Fahriye Groen, M.D., from the Erasmus Medical Center in Rotterdam, Netherlands, and colleagues conducted a retrospective cross-sectional study by reviewing all chest imaging for adults with new-onset uveitis of unknown origin. The authors related radiographic findings to clinical and other imaging characteristics.

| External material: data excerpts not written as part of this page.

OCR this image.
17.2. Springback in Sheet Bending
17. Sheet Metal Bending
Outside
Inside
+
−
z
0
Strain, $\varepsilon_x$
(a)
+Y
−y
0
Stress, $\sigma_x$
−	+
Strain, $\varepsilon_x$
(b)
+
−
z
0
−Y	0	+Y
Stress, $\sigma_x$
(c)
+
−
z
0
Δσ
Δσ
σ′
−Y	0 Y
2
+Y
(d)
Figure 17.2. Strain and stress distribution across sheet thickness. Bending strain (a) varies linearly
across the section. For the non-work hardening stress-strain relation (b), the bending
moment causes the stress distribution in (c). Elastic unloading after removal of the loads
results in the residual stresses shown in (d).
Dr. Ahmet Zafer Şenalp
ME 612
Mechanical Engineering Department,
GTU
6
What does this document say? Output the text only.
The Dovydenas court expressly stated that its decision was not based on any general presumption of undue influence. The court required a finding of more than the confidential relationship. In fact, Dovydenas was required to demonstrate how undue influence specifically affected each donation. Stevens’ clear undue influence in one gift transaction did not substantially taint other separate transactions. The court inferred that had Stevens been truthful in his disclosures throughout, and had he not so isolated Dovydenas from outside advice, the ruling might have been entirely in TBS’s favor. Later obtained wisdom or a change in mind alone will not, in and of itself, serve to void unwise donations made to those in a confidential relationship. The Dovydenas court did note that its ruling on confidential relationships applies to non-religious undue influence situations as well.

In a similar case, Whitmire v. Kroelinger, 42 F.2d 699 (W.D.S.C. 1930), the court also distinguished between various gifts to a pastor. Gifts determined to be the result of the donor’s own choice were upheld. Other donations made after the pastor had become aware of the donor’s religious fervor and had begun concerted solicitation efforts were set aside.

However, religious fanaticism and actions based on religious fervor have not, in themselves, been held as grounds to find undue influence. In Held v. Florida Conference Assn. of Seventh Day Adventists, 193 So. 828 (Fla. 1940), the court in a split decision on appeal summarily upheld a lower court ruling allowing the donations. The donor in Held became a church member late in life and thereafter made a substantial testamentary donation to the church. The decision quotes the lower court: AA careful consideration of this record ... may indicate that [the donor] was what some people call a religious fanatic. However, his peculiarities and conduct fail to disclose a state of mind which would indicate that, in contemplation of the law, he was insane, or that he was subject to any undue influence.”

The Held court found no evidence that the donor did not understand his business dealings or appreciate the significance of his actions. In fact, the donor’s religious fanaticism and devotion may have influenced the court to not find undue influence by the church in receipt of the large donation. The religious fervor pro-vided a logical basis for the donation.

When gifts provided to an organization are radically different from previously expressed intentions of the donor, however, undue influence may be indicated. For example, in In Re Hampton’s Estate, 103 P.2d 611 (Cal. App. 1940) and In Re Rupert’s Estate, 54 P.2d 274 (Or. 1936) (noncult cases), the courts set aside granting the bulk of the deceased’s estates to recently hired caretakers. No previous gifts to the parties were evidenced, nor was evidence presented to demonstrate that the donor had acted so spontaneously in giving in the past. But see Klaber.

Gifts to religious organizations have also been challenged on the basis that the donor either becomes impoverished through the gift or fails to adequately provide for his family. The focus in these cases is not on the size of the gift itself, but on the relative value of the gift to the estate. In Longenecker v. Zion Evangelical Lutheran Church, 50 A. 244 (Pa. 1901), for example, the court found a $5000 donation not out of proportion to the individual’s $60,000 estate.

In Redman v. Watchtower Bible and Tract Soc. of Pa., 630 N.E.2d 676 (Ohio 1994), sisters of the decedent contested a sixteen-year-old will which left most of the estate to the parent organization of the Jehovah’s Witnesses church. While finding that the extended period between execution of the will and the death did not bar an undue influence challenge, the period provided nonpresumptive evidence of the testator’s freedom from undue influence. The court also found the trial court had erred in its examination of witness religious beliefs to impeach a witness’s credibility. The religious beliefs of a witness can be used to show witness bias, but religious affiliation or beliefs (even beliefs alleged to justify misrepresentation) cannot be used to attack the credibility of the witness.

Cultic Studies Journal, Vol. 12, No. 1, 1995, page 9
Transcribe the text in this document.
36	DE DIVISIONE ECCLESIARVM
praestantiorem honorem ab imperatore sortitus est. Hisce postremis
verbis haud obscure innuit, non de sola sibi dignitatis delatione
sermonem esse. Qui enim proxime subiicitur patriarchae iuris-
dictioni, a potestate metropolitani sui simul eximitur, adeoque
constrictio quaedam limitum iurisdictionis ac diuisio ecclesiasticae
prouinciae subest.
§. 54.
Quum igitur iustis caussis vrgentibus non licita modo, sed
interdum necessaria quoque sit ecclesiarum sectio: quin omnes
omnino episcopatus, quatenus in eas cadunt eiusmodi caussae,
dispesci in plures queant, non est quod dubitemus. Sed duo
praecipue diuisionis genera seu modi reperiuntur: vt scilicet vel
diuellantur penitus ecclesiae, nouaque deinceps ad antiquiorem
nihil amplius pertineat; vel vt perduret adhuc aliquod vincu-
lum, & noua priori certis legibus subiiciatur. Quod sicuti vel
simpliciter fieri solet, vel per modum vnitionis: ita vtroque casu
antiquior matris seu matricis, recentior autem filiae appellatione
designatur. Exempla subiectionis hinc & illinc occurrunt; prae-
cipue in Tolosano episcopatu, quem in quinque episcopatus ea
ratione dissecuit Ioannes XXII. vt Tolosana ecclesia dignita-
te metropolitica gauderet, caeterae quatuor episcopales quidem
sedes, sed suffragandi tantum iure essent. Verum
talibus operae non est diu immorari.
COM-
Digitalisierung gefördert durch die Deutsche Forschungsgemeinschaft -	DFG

The researchers found that 15 percent of the 200 patients included in the study had abnormal screening chest radiographs. Twenty-two patients (11 percent) had biopsy-confirmed sarcoidosis; 12 additional patients were presumed to have sarcoidosis. For biopsy-confirmed sarcoidosis, the finding of chest radiographic abnormalities interpreted as typical of sarcoidosis was specific, but not sensitive (91 and 64 percent, respectively). The sensitivity was increased to 79 percent with the combination of elevated serum angiotensin-converting enzyme level and chest radiographic findings typical of sarcoidosis. Patients with panuveitis more often had biopsy-confirmed sarcoidosis than those with other anatomical locations of uveitis (20 versus 4 percent).
"Our study shows that an abnormal chest radiograph was observed for 15 percent of 200 patients with active uveitis of unknown origin and of less than one year in duration," the authors write.
The study was partially funded by AbbVie.